Feature enrichment and selection for transductive classification on networked data

  • Authors:
  • Zehra Cataltepe;Abdullah Sonmez;Baris Senliol

  • Affiliations:
  • -;-;-

  • Venue:
  • Pattern Recognition Letters
  • Year:
  • 2014

Quantified Score

Hi-index 0.10

Visualization

Abstract

Networked data consist of nodes and links between the nodes which indicate their dependencies. Nodes have content features which are available for all the data; on the other hand, the labels are available only for the training data. Given the features for all the nodes and labels for training nodes, in transductive classification, labels for all remaining nodes are predicted. Learning algorithms that use both node content features and links have been developed. For example, collective classification algorithms use aggregated (such as sum or average of) labels of neighbors, in addition to node features, as inputs to a classifier.

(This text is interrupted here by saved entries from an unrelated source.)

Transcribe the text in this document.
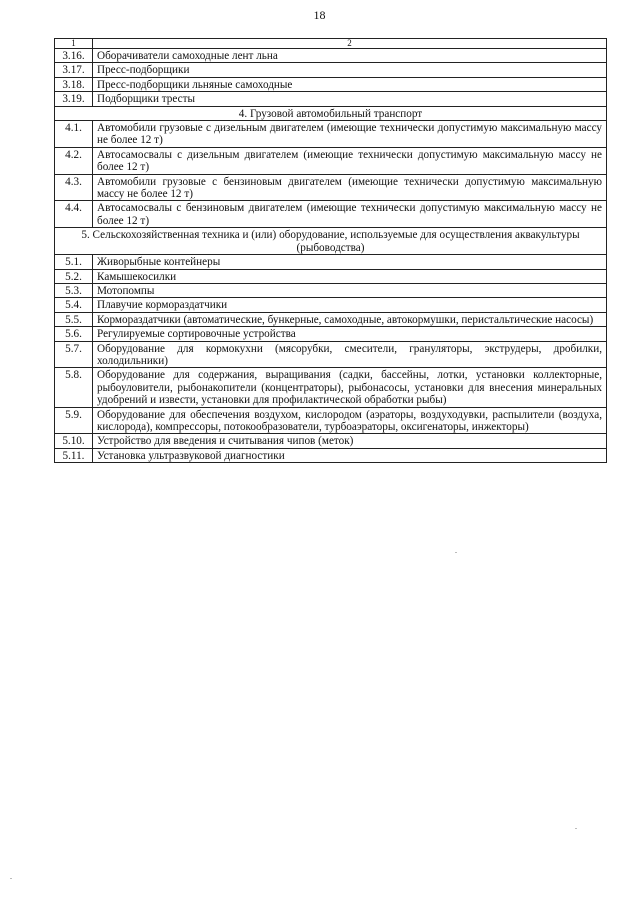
18
1	2
3.16.	Оборачиватели самоходные лент льна
3.17.	Пресс-подборщики
3.18.	Пресс-подборщики льняные самоходные
3.19.	Подборщики тресты
4. Грузовой автомобильный транспорт	
4.1.	Автомобили грузовые с дизельным двигателем (имеющие технически допустимую максимальную массу не более 12 т)
4.2.	Автосамосвалы с дизельным двигателем (имеющие технически допустимую максимальную массу не более 12 т)
4.3.	Автомобили грузовые с бензиновым двигателем (имеющие технически допустимую максимальную массу не более 12 т)
4.4.	Автосамосвалы с бензиновым двигателем (имеющие технически допустимую максимальную массу не более 12 т)
5. Сельскохозяйственная техника и (или) оборудование, используемые для осуществления аквакультуры (рыбоводства)	
5.1.	Живорыбные контейнеры
5.2.	Камышекосилки
5.3.	Мотопомпы
5.4.	Плавучие кормораздатчики
5.5.	Кормораздатчики (автоматические, бункерные, самоходные, автокормушки, перистальтические насосы)
5.6.	Регулируемые сортировочные устройства
5.7.	Оборудование для кормокухни (мясорубки, смесители, грануляторы, экструдеры, дробилки, холодильники)
5.8.	Оборудование для содержания, выращивания (садки, бассейны, лотки, установки коллекторные, рыбоуловители, рыбонакопители (концентраторы), рыбонасосы, установки для внесения минеральных удобрений и извести, установки для профилактической обработки рыбы)
5.9.	Оборудование для обеспечения воздухом, кислородом (аэраторы, воздуходувки, распылители (воздуха, кислорода), компрессоры, потокообразователи, турбоаэраторы, оксигенаторы, инжекторы)
5.10.	Устройство для введения и считывания чипов (меток)
5.11.	Установка ультразвуковой диагностики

The classifier is trained using the training data only. When testing, since the neighbors' labels are used as classifier inputs, the labels for the test set need to be determined through an iterative procedure. While it is usually very difficult to obtain labels on the whole dataset, features are usually easier to obtain. In this paper, we introduce a new method of transductive network classification which can use the test node features when training the classifier. We train our classifier using enriched node features. The enriched node features include, in addition to the node's own features, the aggregated neighbors' features and aggregation of node and neighbor features passed through simple logical operators OR and AND. Enriched features may contain irrelevant or redundant features, which could decrease classifier performance. Therefore, we employ feature selection to determine whether a feature among the set of enriched features should be used for classifier training or not. Our feature selection method, called FCBF#, is a mutual information based, filter type, fast, feature selection method. Experimental results on three different network datasets show that classification accuracies obtained using network enriched and selected features are comparable or better than content only or collective classification.